36. Ordinary criminals and the defectives are placed, by sexes, in different agricultural colonies and are more than self‑supporting. The more serious habitual criminals and the incurably insane are sentenced to death in the lethal gas chambers by the courts... There are no prisons or hospitals for the insane.

37. The courses pursued by such commissioned officers are four years in length and are invariably correlated with the mastery of some trade or profession... In this way the creation of a professional military class is avoided by providing this opportunity for a large number of men to support themselves while securing the first half of a technical or professional training.

38. When at peace with the world, all mobile defense mechanisms are quite fully employed in trade, commerce, and recreation. When war is declared, the entire nation is mobilized. Throughout the period of hostilities military pay obtains in all industries

39. Just now this superior government is planning to establish ambassadorial relations with the inferior peoples, and for the first time a great religious leader has arisen who advocates the sending of missionaries to these surrounding nations. We fear they are about to make the mistake that so many others have made when they have endeavored to force a superior culture and religion upon other races. What a wonderful thing could be done on this world if this continental nation of advanced culture would only go out and bring to itself the best of the neighboring peoples and then, after educating them, send them back as emissaries of culture to their benighted brethren

40. Urantians should ...take note that their sister sphere in the Satania family has benefited by neither magisterial nor bestowal missions of the Paradise Sons. Neither are the various peoples of Urantia set off from each other by such disparity of culture as separates the continental nation from its planetary fellows.

Discussion Questions

1. Besides having similar backgrounds, why are we told of this nation’s government?

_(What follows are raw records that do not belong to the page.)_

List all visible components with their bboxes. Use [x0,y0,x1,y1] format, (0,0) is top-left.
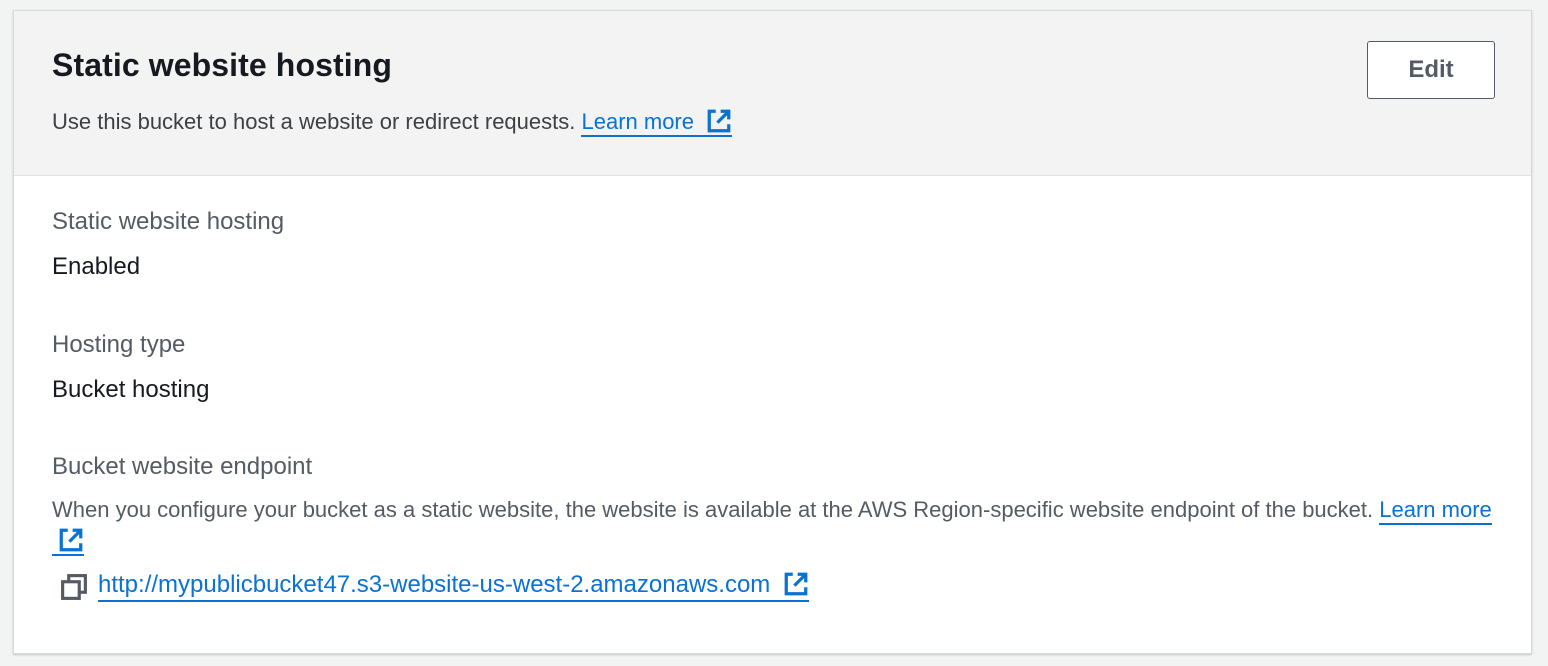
static-website-hosting-panel: Static website hosting Use this bucket t… [13,10,1532,654]
learn-more-label: Learn more [581,109,694,134]
panel-description-text: Use this bucket to host a website or red… [52,109,576,134]
endpoint-learn-more-label: Learn more [1379,497,1492,522]
endpoint-description-text: When you configure your bucket as a stat… [52,497,1374,522]
hosting-value: Enabled [52,253,141,280]
external-link-icon [784,572,808,596]
panel-title: Static website hosting [52,47,393,83]
endpoint-url: http://mypublicbucket47.s3-website-us-we… [98,571,771,598]
external-link-icon [59,528,83,552]
endpoint-description: When you configure your bucket as a stat… [52,494,1497,556]
copy-icon[interactable] [60,573,88,601]
hosting-type-label: Hosting type [52,331,186,358]
panel-description: Use this bucket to host a website or red… [52,108,733,137]
hosting-type-value: Bucket hosting [52,376,210,403]
panel-header: Static website hosting Use this bucket t… [14,11,1531,176]
endpoint-label: Bucket website endpoint [52,453,313,480]
external-link-icon [707,109,731,133]
learn-more-link[interactable]: Learn more [581,109,733,137]
endpoint-url-link[interactable]: http://mypublicbucket47.s3-website-us-we… [98,571,809,602]
endpoint-row: http://mypublicbucket47.s3-website-us-we… [60,571,809,602]
hosting-label: Static website hosting [52,208,285,235]
edit-button[interactable]: Edit [1367,41,1495,99]
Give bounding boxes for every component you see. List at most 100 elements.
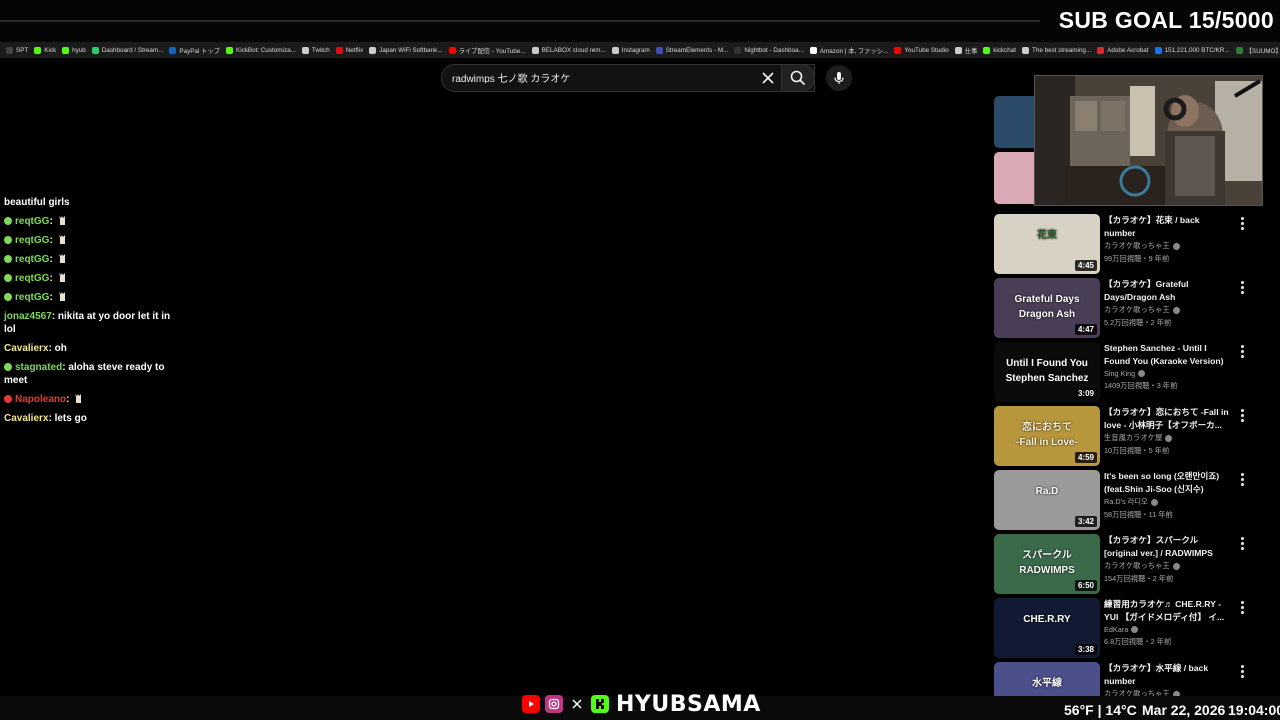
video-thumbnail[interactable]: 恋におちて -Fall in Love- 4:59	[994, 406, 1100, 466]
bookmark-label: YouTube Studio	[904, 46, 949, 54]
video-title[interactable]: 練習用カラオケ♬ CHE.R.RY - YUI 【ガイドメロディ付】 イ...	[1104, 598, 1230, 623]
recommendation-item[interactable]: 花束 4:45 【カラオケ】花束 / back number カラオケ歌っちゃ王 99万…	[994, 214, 1280, 274]
more-options-icon[interactable]	[1238, 408, 1246, 422]
menu-dot	[1241, 473, 1244, 476]
bookmark-item[interactable]: 【SUUMO】U R B I ...	[1235, 46, 1280, 55]
more-options-icon[interactable]	[1238, 344, 1246, 358]
chat-username[interactable]: reqtGG	[15, 292, 49, 303]
recommendation-item[interactable]: 恋におちて -Fall in Love- 4:59 【カラオケ】恋におちて -Fal…	[994, 406, 1280, 466]
chat-username[interactable]: Napoleano	[15, 394, 66, 405]
bookmark-favicon-icon	[894, 46, 902, 54]
more-options-icon[interactable]	[1238, 536, 1246, 550]
channel-name[interactable]: EdKara	[1104, 625, 1128, 634]
bookmark-item[interactable]: BELABOX cloud rem...	[531, 46, 606, 54]
thumbnail-text: Grateful Days Dragon Ash	[1014, 294, 1080, 320]
chat-username[interactable]: reqtGG	[15, 235, 49, 246]
chat-text: beautiful girls	[4, 197, 70, 208]
video-title[interactable]: 【カラオケ】水平線 / back number	[1104, 662, 1230, 687]
more-options-icon[interactable]	[1238, 216, 1246, 230]
close-icon[interactable]	[760, 70, 776, 86]
bookmark-favicon-icon	[1022, 46, 1030, 54]
recommendation-item[interactable]: CHE.R.RY 3:38 練習用カラオケ♬ CHE.R.RY - YUI 【ガイド…	[994, 598, 1280, 658]
bookmark-item[interactable]: YouTube Studio	[894, 46, 949, 54]
video-info: Stephen Sanchez - Until I Found You (Kar…	[1104, 342, 1230, 391]
bookmark-item[interactable]: Amazon | 本, ファッシ...	[809, 46, 888, 55]
chat-username[interactable]: stagnated	[15, 362, 62, 373]
bookmark-item[interactable]: KickBot: Customiza...	[226, 46, 296, 54]
recommendation-item[interactable]: Ra.D 3:42 It's been so long (오랜만이죠) (feat.…	[994, 470, 1280, 530]
more-options-icon[interactable]	[1238, 280, 1246, 294]
bookmark-item[interactable]: Adobe Acrobat	[1097, 46, 1149, 54]
bookmark-item[interactable]: hyub	[62, 46, 86, 54]
video-thumbnail[interactable]: Ra.D 3:42	[994, 470, 1100, 530]
channel-name[interactable]: Sing King	[1104, 369, 1135, 378]
bookmark-item[interactable]: Nightbot - Dashboa...	[734, 46, 804, 54]
recommendation-item[interactable]: Grateful Days Dragon Ash 4:47 【カラオケ】Gratef…	[994, 278, 1280, 338]
chat-username[interactable]: jonaz4567	[4, 311, 52, 322]
video-title[interactable]: 【カラオケ】Grateful Days/Dragon Ash	[1104, 278, 1230, 303]
bookmark-favicon-icon	[734, 46, 742, 54]
search-box[interactable]	[441, 64, 815, 92]
video-info: It's been so long (오랜만이죠) (feat.Shin Ji-…	[1104, 470, 1230, 520]
video-thumbnail[interactable]: スパークル RADWIMPS 6:50	[994, 534, 1100, 594]
chat-username[interactable]: reqtGG	[15, 273, 49, 284]
channel-name[interactable]: Ra.D's 라디오	[1104, 497, 1148, 507]
video-title[interactable]: It's been so long (오랜만이죠) (feat.Shin Ji-…	[1104, 470, 1230, 495]
chat-username[interactable]: Cavalierx	[4, 413, 48, 424]
video-thumbnail[interactable]: 花束 4:45	[994, 214, 1100, 274]
recommendation-item[interactable]: Until I Found You Stephen Sanchez 3:09 Ste…	[994, 342, 1280, 402]
chat-username[interactable]: Cavalierx	[4, 343, 48, 354]
instagram-icon	[545, 695, 563, 713]
bookmark-item[interactable]: 151,221,000 BTC/KR...	[1154, 46, 1230, 54]
bookmark-label: BELABOX cloud rem...	[541, 46, 606, 54]
bookmark-item[interactable]: PayPal トップ	[169, 46, 220, 55]
bookmark-item[interactable]: 仕事	[954, 46, 977, 55]
chat-username[interactable]: reqtGG	[15, 216, 49, 227]
more-options-icon[interactable]	[1238, 664, 1246, 678]
video-thumbnail[interactable]: CHE.R.RY 3:38	[994, 598, 1100, 658]
channel-name[interactable]: カラオケ歌っちゃ王	[1104, 561, 1170, 571]
bookmark-item[interactable]: Kick	[34, 46, 57, 54]
bookmark-favicon-icon	[809, 46, 817, 54]
video-thumbnail[interactable]: Until I Found You Stephen Sanchez 3:09	[994, 342, 1100, 402]
bookmark-favicon-icon	[91, 46, 99, 54]
voice-search-button[interactable]	[826, 65, 852, 91]
chat-message: beautiful girls	[4, 196, 174, 209]
channel-name[interactable]: カラオケ歌っちゃ王	[1104, 305, 1170, 315]
search-button[interactable]	[781, 64, 815, 92]
mic-icon	[834, 72, 844, 84]
menu-dot	[1241, 478, 1244, 481]
more-options-icon[interactable]	[1238, 600, 1246, 614]
thumbnail-text: Until I Found You Stephen Sanchez	[1005, 358, 1089, 384]
bookmark-item[interactable]: The best streaming...	[1022, 46, 1092, 54]
menu-dot	[1241, 483, 1244, 486]
bookmark-item[interactable]: StreamElements - M...	[655, 46, 728, 54]
video-title[interactable]: 【カラオケ】恋におちて -Fall in love - 小林明子【オフボーカ..…	[1104, 406, 1230, 431]
bookmark-item[interactable]: Instagram	[611, 46, 650, 54]
channel-name[interactable]: 生音風カラオケ屋	[1104, 433, 1162, 443]
video-title[interactable]: Stephen Sanchez - Until I Found You (Kar…	[1104, 342, 1230, 367]
video-info: 【カラオケ】スパークル [original ver.] / RADWIMPS カラ…	[1104, 534, 1230, 584]
bookmark-label: Kick	[44, 46, 57, 54]
video-title[interactable]: 【カラオケ】花束 / back number	[1104, 214, 1230, 239]
recommendation-item[interactable]: スパークル RADWIMPS 6:50 【カラオケ】スパークル [original …	[994, 534, 1280, 594]
date-readout: Mar 22, 2026	[1142, 702, 1226, 718]
bookmark-item[interactable]: kickchat	[983, 46, 1016, 54]
bookmark-item[interactable]: Netflix	[335, 46, 363, 54]
bookmark-item[interactable]: Dashboard / Stream...	[91, 46, 163, 54]
bookmark-item[interactable]: Twitch	[301, 46, 330, 54]
video-title[interactable]: 【カラオケ】スパークル [original ver.] / RADWIMPS	[1104, 534, 1230, 559]
bookmark-item[interactable]: SPT	[6, 46, 28, 54]
more-options-icon[interactable]	[1238, 472, 1246, 486]
bookmark-item[interactable]: ライブ配信 - YouTube...	[448, 46, 526, 55]
bookmark-favicon-icon	[1097, 46, 1105, 54]
video-thumbnail[interactable]: Grateful Days Dragon Ash 4:47	[994, 278, 1100, 338]
bookmark-label: The best streaming...	[1032, 46, 1092, 54]
channel-row: Sing King	[1104, 369, 1230, 378]
channel-name[interactable]: カラオケ歌っちゃ王	[1104, 241, 1170, 251]
video-meta: 99万回視聴・9 年前	[1104, 254, 1170, 263]
search-input[interactable]	[452, 72, 742, 83]
bookmark-item[interactable]: Japan WiFi Softbank...	[369, 46, 443, 54]
chat-username[interactable]: reqtGG	[15, 254, 49, 265]
chat-emote-icon	[58, 215, 67, 226]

2. Would it be wise to limit the size of our cities?

3. Would a house of elder statesmen serving in an advisory capacity be helpful in our nation?

4. Would a program of periodic instruction on civic responsibilities along with graduation ceremonies be helpful for your youth?

5. Should we require the bride and groom to take a parental instruction class before marriage?

6. Should income from natural resources be used for social purposes?

7. Should we strive to adopt a weighted vote privilege in our society?